Technology

Google+, Google’s social network, to shut down after bug exposes users’ data

Google+, Google’s social network, to shut down after bug exposes users’ data

Google headquarters in Mountain View, California.

A bug in their Google+ People APIs, which potentially exposed the data of over 500.000 users and was promptly patched in March 2018. "We chose to sunset the consumer version of Google+", the company said in the post. According to their reporting, an internal committee at Google decided not to disclose the bug even though they were not 100% sure that it was not abused.

The private data of almost half a million Google+ users was exposed to third-party developers, and Google failed to notify anyone. The info that was possibly exposed was only name, email address, occupation, gender and age.

"The review did highlight the significant challenges in creating and maintaining a successful Google+ that meets consumers' expectations", Ben Smith, vice president of engineering, wrote in a blog post.

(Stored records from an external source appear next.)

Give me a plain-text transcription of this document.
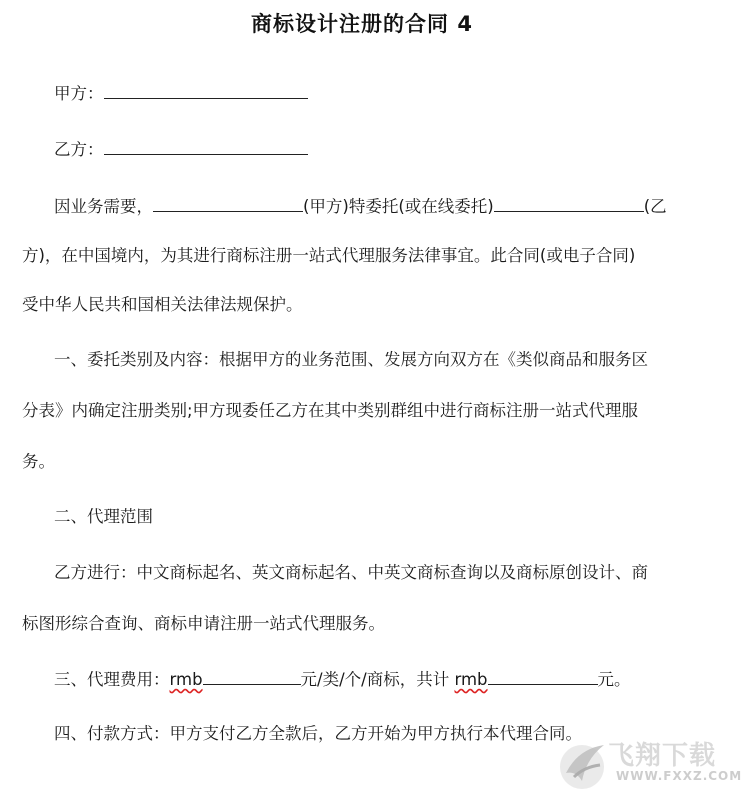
商标设计注册的合同 4
甲方：
乙方：
因业务需要，	(甲方)特委托(或在线委托)	(乙
方)，在中国境内，为其进行商标注册一站式代理服务法律事宜。此合同(或电子合同)
受中华人民共和国相关法律法规保护。
一、委托类别及内容：根据甲方的业务范围、发展方向双方在《类似商品和服务区
分表》内确定注册类别;甲方现委任乙方在其中类别群组中进行商标注册一站式代理服
务。
二、代理范围
乙方进行：中文商标起名、英文商标起名、中英文商标查询以及商标原创设计、商
标图形综合查询、商标申请注册一站式代理服务。
三、代理费用：rmb	元/类/个/商标，共计 rmb	元。
四、付款方式：甲方支付乙方全款后，乙方开始为甲方执行本代理合同。
飞翔下载
WWW.FXXZ.COM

Earlier this year, Facebook was unjustly considered guilty after a misbehaving third-party app developed by Cambridge Analytica collected troves of user data, which was later used in political campaigns.

The snafu threatens to give Google a black eye on privacy after public assurances that it was less susceptible to data gaffes like those that have befallen Facebook. Now, only apps that fit a particular use case will be able to access these permissions. Well, these plans even include permanently shutting down all consumer functionality of Google+.

Monday's report comes in the wake of Google CEO Sundar Pichai upcoming testimony before Congress over concerns the search engine is bias against conservatives. The service, however, never mustered much of a following or seriously challenged the top player in social networking.

However, Google+ failed to gain traction beyond a small fan base, despite multiple tweaks that shifted the focus on photo sharing, communities and other high-engagement applications. In fact, usage is pretty minimal on the site, with "90 percent of Google + user sessions" being "less than five seconds". The shutdown of Google+ won't happen immediately but will instead be a "wind-down" that ends in August 2019.

Lastly, Google says it'll be limiting access to its Gmail APIs and be stricter about what apps in the Play Store can access call logs and SMS permissions on Android devices. Specifically, third-party applications linked to G+ accounts "had access to Profile fields that were shared with the user, but not marked as public". It could not definitely say how many users were affected because it said it keeps only two weeks of such records. Even in that short amount of time, Google's audit found that almost half a million Google+ accounts could have been affected in just 14 days' worth of analysis.